En julio, la presentación del excomisario Maximiliano Bondarenko, como candidato libertario en la Tercera Sección Electoral, ratificaba el objetivo violeta de apuntar contra un gobernador incapaz de solucionar uno de los principales problemas de los votantes.
Pero a Bondarenko casi no se le llegó a escuchar la voz y, tras un mes de campaña, La Libertad Avanza cerró su presentación sin poder instalar la agenda de mano dura, con un Javier Milei con presentaciones acotadas en el Conurbano mientras quedaba al descubierto la capacidad de las fuerzas de seguridad que cuidan al Presidente. Nada más lejos de lo que tenían planificado para esta etapa.
Entre estas dos secciones superan los diez millones de electores y tendrán la llave del resultado. Históricamente, el peronismo mantuvo el dominio en la Tercera, con base en La Matanza, su municipio más populoso, al que pertenece Magario. En su apuesta más rara, La Libertad Avanza le opuso la postulación del ex comisario Maximiliano Bondarenko, un desconocido, suponiendo que la campaña giraría en torno a temas de seguridad.
En la Primera, en tanto, Katopodis, dos veces ex intendente de San Martín, recorrió los municipios de voto peronista para apuntalar su caudal tradicional. Tendrá enfrente al intendente de Tres de Febrero, Diego Valenzuela, con sus esperanzas situadas en los municipios del norte, de mayor poder adquisitivo y raingambre antiperonista. En la resolución de esa disputa, en buena medida, se decidirá la suerte de la elección provincial.
Riesgo país
El riesgo país superó los 900 puntos antes al cierre de la semana
Del otro lado, Fuerza Patria aparece obligado a ganar, algo que también meses atrás era impensado. Al peronismo se le abrió una ventana de oportunidad para hoy que deberá demostrar en las urnas. Sus dirigentes pasaron de justificar una derrota al mostrar cómo en cada uno de los traspiés de las últimas elecciones legislativas a hacer un prudente silencio optimista. Los votos, en definitiva, se cuentan el día de la elección.
Pero lo que viene no es sencillo. El resultado de la elección volverá a abrir la disputa por el liderazgo entre Axel Kicillof y el kirchnerismo.

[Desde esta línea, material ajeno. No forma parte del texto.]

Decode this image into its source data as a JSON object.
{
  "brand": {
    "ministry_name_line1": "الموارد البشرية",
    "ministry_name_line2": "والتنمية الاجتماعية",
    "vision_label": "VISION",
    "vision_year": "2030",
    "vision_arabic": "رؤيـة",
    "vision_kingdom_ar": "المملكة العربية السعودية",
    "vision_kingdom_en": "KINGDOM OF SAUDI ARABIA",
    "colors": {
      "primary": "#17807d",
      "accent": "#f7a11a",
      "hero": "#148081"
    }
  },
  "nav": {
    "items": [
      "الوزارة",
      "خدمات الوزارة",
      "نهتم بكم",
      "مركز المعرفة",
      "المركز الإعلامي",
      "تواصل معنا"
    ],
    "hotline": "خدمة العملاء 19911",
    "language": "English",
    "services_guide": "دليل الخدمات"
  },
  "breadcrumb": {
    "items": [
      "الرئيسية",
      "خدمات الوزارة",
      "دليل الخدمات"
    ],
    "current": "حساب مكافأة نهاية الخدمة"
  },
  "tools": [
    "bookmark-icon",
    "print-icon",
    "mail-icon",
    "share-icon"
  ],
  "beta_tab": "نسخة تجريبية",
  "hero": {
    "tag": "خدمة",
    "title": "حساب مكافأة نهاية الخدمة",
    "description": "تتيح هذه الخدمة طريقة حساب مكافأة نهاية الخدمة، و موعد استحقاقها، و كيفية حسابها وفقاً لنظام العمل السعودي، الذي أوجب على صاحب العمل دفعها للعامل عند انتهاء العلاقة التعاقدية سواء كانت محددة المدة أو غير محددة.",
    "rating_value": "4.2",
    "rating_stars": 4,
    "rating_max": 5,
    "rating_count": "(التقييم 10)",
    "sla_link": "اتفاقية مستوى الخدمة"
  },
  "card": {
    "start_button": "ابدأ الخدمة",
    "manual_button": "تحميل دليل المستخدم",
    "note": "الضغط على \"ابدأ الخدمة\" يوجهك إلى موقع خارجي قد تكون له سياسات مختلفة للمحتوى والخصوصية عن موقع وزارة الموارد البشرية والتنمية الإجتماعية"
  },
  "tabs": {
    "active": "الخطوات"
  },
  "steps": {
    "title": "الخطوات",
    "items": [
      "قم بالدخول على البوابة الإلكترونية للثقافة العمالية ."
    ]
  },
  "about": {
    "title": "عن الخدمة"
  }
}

Y se le suma un desafío más: hay otra campaña por delante. ¿La militarán todos los dirigentes o si se aseguran esta elección ya es suficiente? Los ruidos en La Libertad Avanza disimularon los de Fuerza Patria. En esta campaña no hubo una sola foto entre el gobernador bonaerense y Máximo Kirchner aunque sus candidatos y el jefe provincial hicieron los mayores esfuerzos por mostrarse juntos en algunos actos. Sergio Massa logró que el espacio se mantenga unido y se sumó a la pelea sobre el final. Pero la verdadera discusión por el futuro del peronismo comienza esta noche.